11.12.2019 - 08:00 | Son Güncellenme:
Durum bu kadar vahimken, Nihat Abi federasyonu kulüplerin harcama limitlerini % 10 daha arttırıyor. Ne yapıyorsunuz Nihat Abi? Bu kararla disipline etmiyorsunuz, daha fazla borca batsınlar diye teşvik ediyorsunuz.
Beşiktaş Başkanı Ahmet Nur Çebi, “Transfer yapamayacağız, belki Lisans Kurulu transfer yapmak için izin bile vermeyecek” dedi, ortalık ayağa kalktı. Çebi’ye bunu sordum, “Göreve gelirken yalan söylemeyeceğimi ilan ettim, gerçek bu” dedi.
Aslında Çebi’nin açıklamaları, sadece Beşiktaş’ın değil, büyükler başta, neredeyse bütün takımların gerçeği... Her kulübün taraftarı kayıtsız- şartsız transfer istiyor.
Beşiktaş altı maç kazandı, ikinci sıraya çıktı, “Taliscalar, Aboubakarlar” havada uçuşuyor.

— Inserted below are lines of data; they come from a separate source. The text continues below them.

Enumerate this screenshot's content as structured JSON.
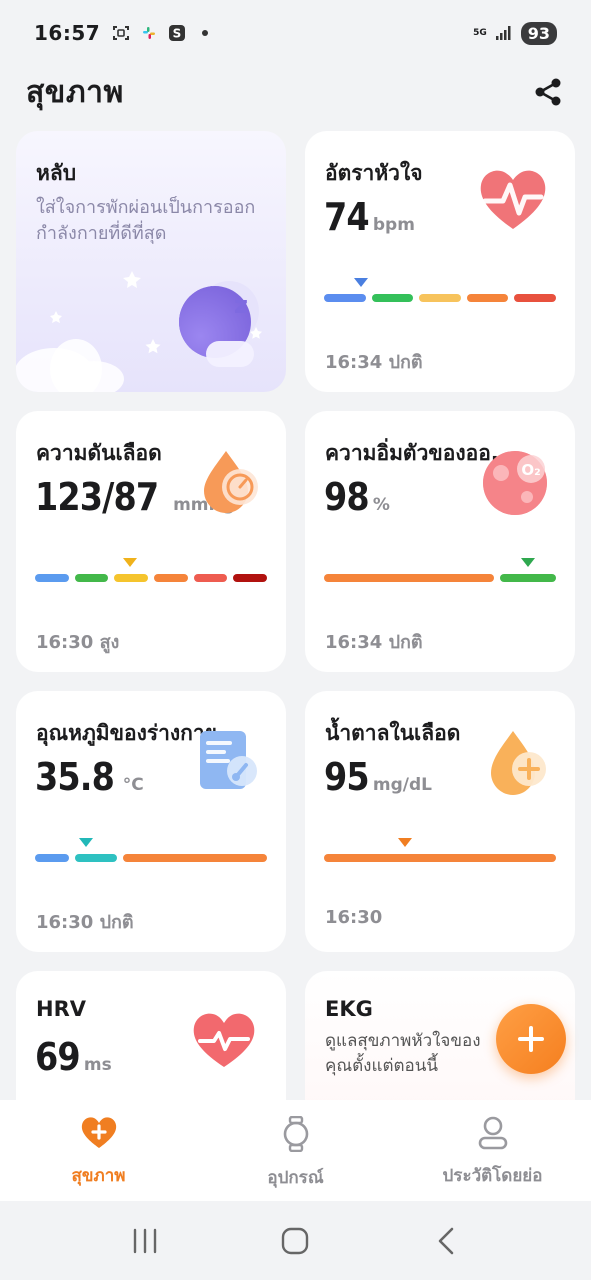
{
  "status_bar": {
    "time": "16:57",
    "network": "5G",
    "battery": "93"
  },
  "header": {
    "title": "สุขภาพ",
    "share_icon": "share-icon"
  },
  "cards": {
    "sleep": {
      "title": "หลับ",
      "subtitle": "ใส่ใจการพักผ่อนเป็นการออกกำลังกายที่ดีที่สุด",
      "icon": "moon-sleep-icon"
    },
    "heart_rate": {
      "title": "อัตราหัวใจ",
      "value": "74",
      "unit": "bpm",
      "status": "16:34 ปกติ",
      "icon": "heart-rate-icon",
      "segments": [
        "#5b8def",
        "#34c05a",
        "#f7c35c",
        "#f5843a",
        "#e8513e"
      ],
      "marker_color": "#4a7fe0",
      "marker_fraction": 0.16
    },
    "blood_pressure": {
      "title": "ความดันเลือด",
      "value": "123/87",
      "unit": "mmHg",
      "status": "16:30 สูง",
      "icon": "blood-pressure-icon",
      "segments": [
        "#5b9bef",
        "#43b84a",
        "#f5c42d",
        "#f5843a",
        "#ee5c50",
        "#b1120f"
      ],
      "marker_color": "#f0b21b",
      "marker_fraction": 0.41
    },
    "spo2": {
      "title": "ความอิ่มตัวของออ...",
      "value": "98",
      "unit": "%",
      "status": "16:34 ปกติ",
      "icon": "oxygen-icon",
      "segments": [
        "#f5843a",
        "#43b84a"
      ],
      "marker_color": "#2fa84f",
      "marker_fraction": 0.88
    },
    "temperature": {
      "title": "อุณหภูมิของร่างกาย",
      "value": "35.8",
      "unit": "°C",
      "status": "16:30 ปกติ",
      "icon": "thermometer-icon",
      "segments": [
        "#5b9bef",
        "#2ec1c1",
        "#f5843a"
      ],
      "marker_color": "#22b8b8",
      "marker_fraction": 0.22
    },
    "blood_sugar": {
      "title": "น้ำตาลในเลือด",
      "value": "95",
      "unit": "mg/dL",
      "status": "16:30",
      "icon": "blood-sugar-icon",
      "segments": [
        "#f5843a"
      ],
      "marker_color": "#f07e21",
      "marker_fraction": 0.35
    },
    "hrv": {
      "title": "HRV",
      "value": "69",
      "unit": "ms",
      "icon": "hrv-heart-icon"
    },
    "ekg": {
      "title": "EKG",
      "subtitle": "ดูแลสุขภาพหัวใจของคุณตั้งแต่ตอนนี้",
      "icon": "ekg-icon"
    }
  },
  "fab": {
    "icon": "plus-icon"
  },
  "bottom_nav": {
    "items": [
      {
        "label": "สุขภาพ",
        "icon": "health-heart-icon",
        "active": true
      },
      {
        "label": "อุปกรณ์",
        "icon": "watch-icon",
        "active": false
      },
      {
        "label": "ประวัติโดยย่อ",
        "icon": "profile-icon",
        "active": false
      }
    ]
  },
  "colors": {
    "accent": "#f07e21",
    "background": "#f2f3f5",
    "card": "#ffffff",
    "secondary_text": "#8e8e93"
  }
}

Galatasaray’ın Hocası Fatih Terim’in açıklamalarına göre, ocak transferinde neredeyse takımın yarısı gidecek, yarısı kadar yeni oyuncu gelecek. Fenerbahçe taraftarında Mesut Özil beklentisi bile var.
Para nerede? Onu soran yok. Banka borçları nedir, kimsenin umurunda değil... Büyükler, tesislerinde, kulüplerinde çalışan profesyonellerin maaşlarını bile 3-5 ay geriden ödüyor, bazen ödeyemiyor bile... Her biri milyon euroları bulan transferleri nasıl yapacaklar, hangi parayı harcayacaklar?
Borca teşvik
Durum bu kadar vahimken, Nihat Abi federasyonu da kulüplerin harcama limitlerini % 10 daha arttırıyor. Ne yapıyorsunuz Nihat Abi? Kulüplerde para mı var da arttırıyorsunuz. Kulüpler o % 10’luk harcamayı da ödenemez borçlarına yeni borçlar katarak yapacaklar. Hani kulüpleri disipline ediyordunuz? Bu kararla kulüpleri disipline etmiyorsunuz, daha fazla borca batsınlar diye teşvik ediyorsunuz.
Taraftar istiyor!
Zaten başkanlar ve yönetimler taraftar baskısı karşısında kararlı ve gerçekçi davranamıyorlar, dik duramıyorlar, doğru olanı yapamıyorlar. Protesto edilme, ıslıklanma, baskı yeme korkusundan, “taraftar istiyor” alışkanlığından ve yanlışından kurtulamıyorlar.
Daha çok yeni ama biz hemen unutuyoruz. Dünya Futbolcular Birliği (FIFPRO), “Türkiye’ye gitmeyin, paranızı alamazsınız” diye dünyadaki bütün futbolculara açıklama yapmadı mı?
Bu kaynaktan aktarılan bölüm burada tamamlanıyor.